If you set up a passkey, your options are biometric and/or trusted devices. Those devices are often mobile phones, because this is becoming a phone-centric world, and phone platforms have been locked down from the beginning, unlike desktop computing platforms. As someone else said, making phones a single point of failure is stupid. Making phones a requirement to participate in society once again punishes poverty and forces humans to align with machines/corporation nation-states rather than the other way around - the tools have become the masters. Proprietary software is really just icing on the cake -pick between Apple or Google OS, pick one of only a few vetted authentication apps, pick your silo. There is no motivation to make it easy for people to break out of that silo, so good luck getting passkey auths to be "universal".
Phones are locked with either biometric data, unlock patterns, or PINs.

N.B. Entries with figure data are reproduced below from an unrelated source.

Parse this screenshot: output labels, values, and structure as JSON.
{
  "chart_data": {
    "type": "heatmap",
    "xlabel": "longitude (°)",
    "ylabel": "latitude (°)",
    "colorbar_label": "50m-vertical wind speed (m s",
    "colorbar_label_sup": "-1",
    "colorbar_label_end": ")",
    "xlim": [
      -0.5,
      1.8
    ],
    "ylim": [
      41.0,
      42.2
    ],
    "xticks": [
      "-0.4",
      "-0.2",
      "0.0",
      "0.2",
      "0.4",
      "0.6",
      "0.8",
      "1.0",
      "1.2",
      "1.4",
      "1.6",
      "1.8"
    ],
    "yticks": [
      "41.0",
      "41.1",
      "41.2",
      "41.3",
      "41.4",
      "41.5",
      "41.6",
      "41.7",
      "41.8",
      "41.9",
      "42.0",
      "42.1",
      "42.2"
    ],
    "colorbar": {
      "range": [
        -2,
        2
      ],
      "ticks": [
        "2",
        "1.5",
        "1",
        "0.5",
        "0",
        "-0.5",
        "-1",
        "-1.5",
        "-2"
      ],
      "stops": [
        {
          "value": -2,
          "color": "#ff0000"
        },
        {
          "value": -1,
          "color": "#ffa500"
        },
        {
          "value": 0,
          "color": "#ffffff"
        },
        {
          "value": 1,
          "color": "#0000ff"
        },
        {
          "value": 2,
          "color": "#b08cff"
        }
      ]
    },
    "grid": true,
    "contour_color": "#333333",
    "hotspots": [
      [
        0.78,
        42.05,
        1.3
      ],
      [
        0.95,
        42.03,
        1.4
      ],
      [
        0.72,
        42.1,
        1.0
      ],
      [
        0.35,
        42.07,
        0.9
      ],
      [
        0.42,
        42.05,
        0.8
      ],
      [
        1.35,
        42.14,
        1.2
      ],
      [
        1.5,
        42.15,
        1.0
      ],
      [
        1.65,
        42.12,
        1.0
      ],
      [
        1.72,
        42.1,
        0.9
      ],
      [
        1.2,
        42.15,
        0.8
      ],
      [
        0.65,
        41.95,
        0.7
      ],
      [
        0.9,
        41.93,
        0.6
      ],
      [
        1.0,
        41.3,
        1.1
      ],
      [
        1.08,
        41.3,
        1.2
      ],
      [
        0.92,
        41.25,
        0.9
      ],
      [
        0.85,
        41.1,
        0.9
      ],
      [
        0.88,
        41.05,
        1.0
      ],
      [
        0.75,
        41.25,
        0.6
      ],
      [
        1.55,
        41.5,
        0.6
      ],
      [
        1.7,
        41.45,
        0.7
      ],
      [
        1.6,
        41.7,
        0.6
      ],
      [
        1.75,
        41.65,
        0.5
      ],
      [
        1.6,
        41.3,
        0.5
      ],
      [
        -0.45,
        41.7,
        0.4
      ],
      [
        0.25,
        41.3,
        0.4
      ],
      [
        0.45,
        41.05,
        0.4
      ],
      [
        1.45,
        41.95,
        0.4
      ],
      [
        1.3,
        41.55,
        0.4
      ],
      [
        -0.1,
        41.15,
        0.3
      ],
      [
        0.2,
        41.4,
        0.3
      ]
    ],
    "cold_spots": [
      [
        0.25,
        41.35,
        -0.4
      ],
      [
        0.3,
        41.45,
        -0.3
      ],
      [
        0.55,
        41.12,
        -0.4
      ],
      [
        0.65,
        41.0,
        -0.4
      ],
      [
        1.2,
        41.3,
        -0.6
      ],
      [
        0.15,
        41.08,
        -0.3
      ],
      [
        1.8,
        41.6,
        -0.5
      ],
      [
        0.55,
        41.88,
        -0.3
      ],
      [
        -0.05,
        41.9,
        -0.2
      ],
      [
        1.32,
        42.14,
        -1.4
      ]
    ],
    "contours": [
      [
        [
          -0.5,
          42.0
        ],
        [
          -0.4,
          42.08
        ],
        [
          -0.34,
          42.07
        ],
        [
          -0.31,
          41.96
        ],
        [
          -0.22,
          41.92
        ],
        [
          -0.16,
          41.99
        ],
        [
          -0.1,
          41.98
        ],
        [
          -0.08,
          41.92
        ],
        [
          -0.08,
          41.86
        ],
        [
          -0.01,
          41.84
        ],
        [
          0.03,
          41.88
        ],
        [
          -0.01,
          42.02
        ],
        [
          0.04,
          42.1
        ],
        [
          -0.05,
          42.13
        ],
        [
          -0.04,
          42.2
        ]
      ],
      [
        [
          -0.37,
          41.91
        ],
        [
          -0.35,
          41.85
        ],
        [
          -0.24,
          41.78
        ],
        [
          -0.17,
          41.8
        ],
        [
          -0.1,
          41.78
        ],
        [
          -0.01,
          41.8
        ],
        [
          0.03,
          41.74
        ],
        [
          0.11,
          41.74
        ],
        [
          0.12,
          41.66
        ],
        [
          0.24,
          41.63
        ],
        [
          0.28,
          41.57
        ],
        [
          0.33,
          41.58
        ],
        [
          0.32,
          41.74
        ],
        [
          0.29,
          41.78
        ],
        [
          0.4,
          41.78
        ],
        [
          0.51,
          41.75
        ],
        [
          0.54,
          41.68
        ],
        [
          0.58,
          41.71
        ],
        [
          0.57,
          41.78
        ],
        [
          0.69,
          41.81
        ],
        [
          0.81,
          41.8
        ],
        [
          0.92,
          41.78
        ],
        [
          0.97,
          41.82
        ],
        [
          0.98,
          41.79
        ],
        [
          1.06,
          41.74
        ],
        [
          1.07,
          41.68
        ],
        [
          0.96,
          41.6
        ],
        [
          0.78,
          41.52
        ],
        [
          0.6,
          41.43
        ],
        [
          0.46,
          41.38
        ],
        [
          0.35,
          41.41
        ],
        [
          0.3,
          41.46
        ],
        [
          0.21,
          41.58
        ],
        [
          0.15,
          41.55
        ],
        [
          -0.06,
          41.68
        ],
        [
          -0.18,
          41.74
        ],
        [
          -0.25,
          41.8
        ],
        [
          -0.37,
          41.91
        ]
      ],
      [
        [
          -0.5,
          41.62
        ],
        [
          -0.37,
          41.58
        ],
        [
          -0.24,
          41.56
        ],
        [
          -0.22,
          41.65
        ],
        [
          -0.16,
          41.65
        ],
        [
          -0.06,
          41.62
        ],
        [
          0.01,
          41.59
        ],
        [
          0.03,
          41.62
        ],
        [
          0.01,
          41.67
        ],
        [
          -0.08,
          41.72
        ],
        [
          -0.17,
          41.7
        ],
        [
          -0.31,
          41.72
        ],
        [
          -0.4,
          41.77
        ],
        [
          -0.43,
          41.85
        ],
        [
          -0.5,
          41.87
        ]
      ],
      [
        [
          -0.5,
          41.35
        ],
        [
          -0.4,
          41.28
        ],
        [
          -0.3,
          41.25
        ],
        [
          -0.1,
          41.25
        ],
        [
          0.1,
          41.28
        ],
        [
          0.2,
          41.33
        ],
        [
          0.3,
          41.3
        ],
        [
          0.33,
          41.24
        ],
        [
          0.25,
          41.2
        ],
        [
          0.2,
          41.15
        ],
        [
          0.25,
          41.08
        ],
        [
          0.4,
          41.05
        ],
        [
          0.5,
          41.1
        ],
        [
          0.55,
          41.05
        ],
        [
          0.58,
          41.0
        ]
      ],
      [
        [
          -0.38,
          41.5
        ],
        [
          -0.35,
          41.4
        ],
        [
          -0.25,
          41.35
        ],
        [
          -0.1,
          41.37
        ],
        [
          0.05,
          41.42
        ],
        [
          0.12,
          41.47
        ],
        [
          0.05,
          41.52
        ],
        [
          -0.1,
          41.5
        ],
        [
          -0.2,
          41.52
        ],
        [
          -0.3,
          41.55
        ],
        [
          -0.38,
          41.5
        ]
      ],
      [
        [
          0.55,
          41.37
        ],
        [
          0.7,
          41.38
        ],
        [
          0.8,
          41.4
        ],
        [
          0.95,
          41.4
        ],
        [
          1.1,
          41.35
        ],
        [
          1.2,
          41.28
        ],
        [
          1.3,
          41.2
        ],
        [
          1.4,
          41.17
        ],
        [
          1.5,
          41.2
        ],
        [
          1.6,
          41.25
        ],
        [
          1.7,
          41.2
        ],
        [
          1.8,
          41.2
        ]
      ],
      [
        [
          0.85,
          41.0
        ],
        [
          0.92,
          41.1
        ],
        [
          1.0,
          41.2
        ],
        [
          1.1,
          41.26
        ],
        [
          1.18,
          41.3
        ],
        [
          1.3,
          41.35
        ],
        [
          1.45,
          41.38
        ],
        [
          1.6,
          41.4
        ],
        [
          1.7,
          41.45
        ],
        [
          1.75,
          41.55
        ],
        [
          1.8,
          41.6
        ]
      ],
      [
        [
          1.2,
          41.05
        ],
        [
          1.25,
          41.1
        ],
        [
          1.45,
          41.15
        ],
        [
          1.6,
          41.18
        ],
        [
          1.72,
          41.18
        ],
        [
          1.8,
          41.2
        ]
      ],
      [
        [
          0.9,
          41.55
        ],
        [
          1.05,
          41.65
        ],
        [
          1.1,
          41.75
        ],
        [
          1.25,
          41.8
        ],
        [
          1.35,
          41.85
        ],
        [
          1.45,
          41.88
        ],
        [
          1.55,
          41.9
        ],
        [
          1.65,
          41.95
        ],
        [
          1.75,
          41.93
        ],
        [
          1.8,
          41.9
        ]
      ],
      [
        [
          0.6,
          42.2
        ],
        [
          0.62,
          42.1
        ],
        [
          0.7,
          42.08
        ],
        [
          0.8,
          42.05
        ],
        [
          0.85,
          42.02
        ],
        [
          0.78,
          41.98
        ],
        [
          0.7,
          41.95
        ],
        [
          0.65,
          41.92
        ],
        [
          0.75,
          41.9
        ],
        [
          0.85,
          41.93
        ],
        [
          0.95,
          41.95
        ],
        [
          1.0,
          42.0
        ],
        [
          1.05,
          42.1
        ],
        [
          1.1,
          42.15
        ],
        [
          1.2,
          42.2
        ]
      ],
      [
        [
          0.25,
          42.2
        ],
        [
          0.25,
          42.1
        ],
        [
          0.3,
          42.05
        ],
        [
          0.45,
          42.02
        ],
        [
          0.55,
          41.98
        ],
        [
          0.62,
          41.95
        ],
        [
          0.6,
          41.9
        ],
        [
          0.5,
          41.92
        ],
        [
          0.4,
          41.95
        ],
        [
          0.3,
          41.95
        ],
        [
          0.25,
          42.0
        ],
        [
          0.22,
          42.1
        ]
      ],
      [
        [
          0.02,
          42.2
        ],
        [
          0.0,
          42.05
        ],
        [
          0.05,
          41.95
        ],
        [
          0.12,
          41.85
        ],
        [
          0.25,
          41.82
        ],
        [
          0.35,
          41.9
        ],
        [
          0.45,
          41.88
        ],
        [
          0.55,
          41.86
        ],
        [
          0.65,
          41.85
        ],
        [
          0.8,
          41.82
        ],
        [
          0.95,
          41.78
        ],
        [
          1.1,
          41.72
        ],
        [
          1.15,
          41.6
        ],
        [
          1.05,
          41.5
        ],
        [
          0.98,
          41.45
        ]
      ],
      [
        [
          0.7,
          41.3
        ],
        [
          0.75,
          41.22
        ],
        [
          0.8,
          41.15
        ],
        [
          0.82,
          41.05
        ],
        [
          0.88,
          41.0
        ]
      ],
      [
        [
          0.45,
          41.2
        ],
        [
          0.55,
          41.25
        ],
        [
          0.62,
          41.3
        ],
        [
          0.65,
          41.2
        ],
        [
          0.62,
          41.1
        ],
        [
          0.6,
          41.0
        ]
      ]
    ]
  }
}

Locking with biometric data makes it easier for law enforcement to force your phone open. Locking with patterns/PINs makes it easier for criminals to force your phone open (although it may take more time).
Let's take the scenario where a person's ONLY trusted device/passkey holder is their phone. Regardless of whether they use biometrics or device TOTP or whichever, they *cannot* experience a discontinuity in the integrity of that phone, whether by breaking or stealing. If either, they have to go to an untrusted device to secure their accounts. How do they get in? Device passkeys are dead in the water, and then they better have set up biometrics as a backup, and hope the device the want to log in on has a compatible FaceID-reading camera or a fingerprint reader, which isn't that common on computers. The two most feasible options that come to mind are backup codes (how often do you keep those on you? Are they on your phone? Are they easy to memorize? Did you print them out multiple times and keep them in safe places? Are they accessible?) or security questions, which are basically just... passwords!
In a world where both people had better password hygiene and companies protected passwords with the diligence they're supposed to, we probably wouldn't feel this need for passkeys. As it is, even if they're "more secure", the data has to live somewhere just like passwords do, and this will just pivot hackers' attention towards optimizing to attack passkeys instead. Maybe passwords will become the more secure authentication by virtue of everyone relying on passkeys.
Remember when banks and credit unions insisted on using "voiceprints" to authenticate people when they called their services? And remember a few months ago when AI-generated spoofed voices started to become nearly flawless imitations?